Recharging Your Creativity
I’ll never forget when I learned the true value of finding moments to reset throughout the day.
At the time I was preparing to relaunch my blog, which meant I had to curate a considerable amount of written and video content, all within a short period of time. In the past, I may not have batted an eye at my to-do list. This time I found myself unable to produce anything but a feeling of being overwhelmed. Still, I ignored my gut feeling and told myself to “keep pushing.” But the more I tried to force myself to produce, the more I could feel my body’s vibrations suggesting I do the exact opposite. I literally felt stuck, experiencing the paralytic effects of anxiety for the first time ever.
It took three hours for my body to calm down, and when it did, I made the decision to drop everything. I called off work, put my projects on hold, and got a room at a local hotel. I made the decision to stay at the hotel until I felt better, no matter how long it took.
Over four days, I did nothing but eat nourishing foods, take walks, pour into myself spiritually, watch television (which I never do), shower (of course), and sleep. In that time I gained new perspective on what it really takes to thrive as a creative.
Creativity needs room to breathe. The best work is produced when you relinquish the desire to force the process, and give the time and space needed for new energy and fresh ideas to flow.
What I came to realize during my four-day retreat is that small moments to reset throughout the day can open the flood gates of creativity. Here are a few practices that have worked particularly well for me.
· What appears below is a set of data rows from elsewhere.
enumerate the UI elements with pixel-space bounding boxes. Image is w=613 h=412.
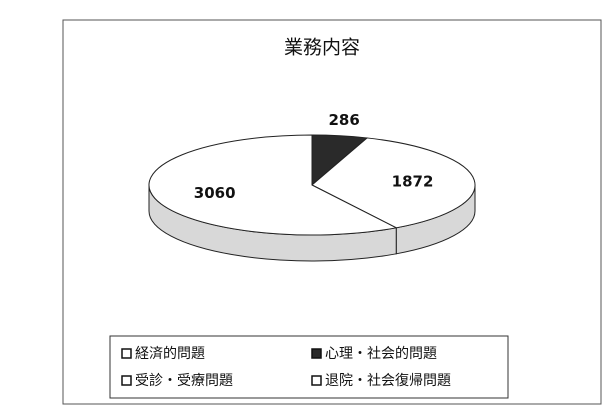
pie — [148, 134, 476, 262]
legend-box — [109, 335, 509, 399]
legend-label: 退院・社会復帰問題 — [325, 372, 451, 389]
legend-swatch — [121, 348, 132, 359]
data-label: 1872 — [392, 172, 434, 190]
slice — [148, 134, 398, 236]
data-label: 3060 — [194, 184, 236, 202]
legend-label: 受診・受療問題 — [135, 372, 233, 389]
legend-swatch — [311, 348, 322, 359]
legend-swatch — [311, 375, 322, 386]
legend-label: 心理・社会的問題 — [325, 346, 437, 362]
legend-label: 経済的問題 — [135, 346, 205, 362]
data-label: 286 — [328, 111, 359, 129]
chart-title: 業務内容 — [284, 37, 360, 59]
legend-swatch — [121, 375, 132, 386]
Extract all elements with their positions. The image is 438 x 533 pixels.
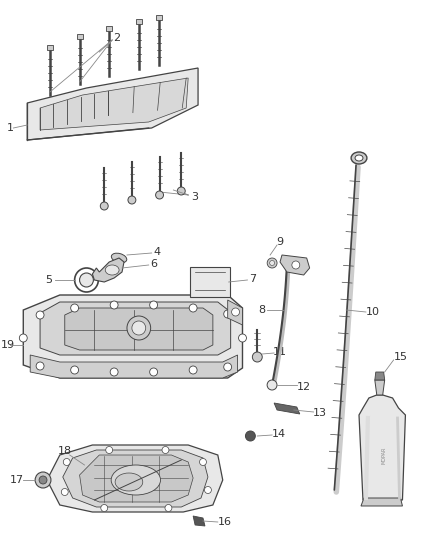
Circle shape — [71, 304, 78, 312]
Polygon shape — [92, 258, 124, 282]
FancyBboxPatch shape — [190, 267, 230, 297]
FancyBboxPatch shape — [106, 26, 112, 31]
Polygon shape — [375, 380, 385, 395]
Polygon shape — [40, 78, 188, 130]
Circle shape — [39, 476, 47, 484]
Circle shape — [189, 304, 197, 312]
Text: 17: 17 — [11, 475, 25, 485]
Polygon shape — [27, 68, 198, 140]
Circle shape — [267, 380, 277, 390]
Polygon shape — [40, 302, 231, 355]
Circle shape — [101, 505, 108, 512]
Text: 19: 19 — [0, 340, 14, 350]
Ellipse shape — [351, 152, 367, 164]
Circle shape — [36, 362, 44, 370]
Circle shape — [61, 489, 68, 496]
Text: 8: 8 — [259, 305, 266, 315]
Circle shape — [36, 311, 44, 319]
Polygon shape — [193, 516, 205, 526]
Circle shape — [292, 261, 300, 269]
Circle shape — [189, 366, 197, 374]
Circle shape — [245, 431, 255, 441]
Circle shape — [270, 261, 275, 265]
Text: 7: 7 — [249, 274, 256, 284]
Text: 9: 9 — [276, 237, 283, 247]
Circle shape — [19, 334, 27, 342]
Circle shape — [224, 310, 232, 318]
Text: 15: 15 — [393, 352, 407, 362]
Circle shape — [155, 191, 163, 199]
Circle shape — [224, 363, 232, 371]
Circle shape — [128, 196, 136, 204]
Polygon shape — [361, 498, 403, 506]
Text: 13: 13 — [312, 408, 326, 418]
Circle shape — [35, 472, 51, 488]
Circle shape — [127, 316, 151, 340]
Text: 2: 2 — [113, 33, 120, 43]
Text: 10: 10 — [366, 307, 380, 317]
Text: 3: 3 — [191, 192, 198, 202]
FancyBboxPatch shape — [136, 19, 142, 24]
FancyBboxPatch shape — [47, 45, 53, 50]
Circle shape — [150, 368, 158, 376]
FancyBboxPatch shape — [155, 15, 162, 20]
Polygon shape — [23, 295, 243, 378]
Ellipse shape — [105, 265, 119, 275]
Text: 14: 14 — [272, 429, 286, 439]
Polygon shape — [359, 395, 406, 500]
Ellipse shape — [115, 473, 143, 491]
Text: 4: 4 — [153, 247, 160, 257]
Circle shape — [63, 458, 70, 465]
Text: 11: 11 — [273, 347, 287, 357]
Circle shape — [80, 273, 93, 287]
Circle shape — [205, 487, 212, 494]
Polygon shape — [375, 372, 385, 380]
Circle shape — [150, 301, 158, 309]
Polygon shape — [280, 255, 310, 275]
Polygon shape — [63, 450, 208, 507]
Circle shape — [74, 268, 98, 292]
Circle shape — [106, 447, 113, 454]
Circle shape — [239, 334, 247, 342]
Text: 6: 6 — [150, 259, 157, 269]
Circle shape — [252, 352, 262, 362]
Polygon shape — [47, 445, 223, 512]
Ellipse shape — [111, 465, 161, 495]
Ellipse shape — [111, 253, 127, 263]
Circle shape — [267, 258, 277, 268]
Circle shape — [71, 366, 78, 374]
Text: MOPAR: MOPAR — [381, 446, 386, 464]
Circle shape — [200, 458, 206, 465]
Text: 12: 12 — [297, 382, 311, 392]
Text: 18: 18 — [58, 446, 72, 456]
Text: 1: 1 — [7, 123, 14, 133]
Circle shape — [110, 301, 118, 309]
Text: 16: 16 — [218, 517, 232, 527]
Polygon shape — [228, 300, 243, 325]
Ellipse shape — [355, 155, 363, 161]
Circle shape — [162, 447, 169, 454]
Circle shape — [100, 202, 108, 210]
Circle shape — [177, 187, 185, 195]
Polygon shape — [65, 308, 213, 350]
Polygon shape — [80, 455, 193, 502]
Polygon shape — [274, 403, 300, 414]
Circle shape — [165, 505, 172, 512]
Text: 5: 5 — [46, 275, 53, 285]
Polygon shape — [30, 355, 237, 378]
Circle shape — [232, 308, 240, 316]
Circle shape — [110, 368, 118, 376]
Circle shape — [132, 321, 146, 335]
FancyBboxPatch shape — [77, 34, 82, 39]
If you only have a few minutes
Write out your to-do list. In my world, to-do lists are everything. It’s not abnormal for my active brain to leave me feeling overwhelmed. When I became more intentional about keeping to-do lists, I quickly realized how key they are to clearing the mind. Writing out my to-do lists is now part of my daily routine.
Take frequent, short breaks. Though we live in a time when people glorify “the hustle,” research shows that it’s not always the most productive way to work. And it’s definitely not the best way to inspire creativity. So, if you really want to turn it up a notch, embrace breaks. Even five minutes away from work can improve your memory, productivity, concentration, focus, and creativity. Whether you work from home or the office, find a minute to take a breather.
Give a moment to mindfulness. Mindfulness practices such as deep breathing and meditation works wonders for creativity. Open form meditation - where you sit still and allow your thoughts to flow freely - especially helps with generating new ideas. This may be the hardest form of meditation to practice, because there’s nothing in particular to focus on. But when I can manage to allow my thoughts to roam freely, I find myself making room for fresh ideas and inspiration.
If you’re into natural foods and teas
Have an avocado or a handful of walnuts each day. Beyond simply budgeting time for proper nutrition, eating foods that are high in essential fatty acids can be a big boost. Because the brain is made up of about 60% fat, essential fats play a key role in proper brain function. Ever since learning this while studying for my holistic health coaching certification, I’ve been a huge healthy fat advocate (and consumer). These days, if I don’t have healthy fats in my diet, I’ll notice a foggy feeling. If you’re not a fan of avocados or walnuts, you can try chia seeds, hemp seeds, olive oil, or coconut oil.
Drink Matcha tea. Matcha tea is totally queen when it comes to improving brain function and relaxing the mind. Matcha’s naturally occurring amino acid L-Theanine can reduce stress and anxiety while improving cognition and mood. For those reasons alone, it’s part of my daily self-care routine. Need a recipe? I’ve got you covered with a few delicious Matcha recipes.
If you’re on your lunch hour
Take a walk. People from Steve Jobs to Mark Zuckerberg have conducted meetings on foot, and for good reason. It turns out that creative thinking improves while a person walks. Try a short walk after lunch the next time you’re in need of a creativity boost.
Write a list of 100. Writing a list of 100 is a technique where you state a question or issue at the top of a piece of paper, then create a list of 100 answers or solutions. This process engages your subconscious and helps ideas flow.
Now give it a try! Use these methods or come up with your own and find what works for your routine. As you do, keep one thing in mind: Giving your body and brain the rest it needs won’t only benefit your creative pursuits - it’ll help you thrive, too.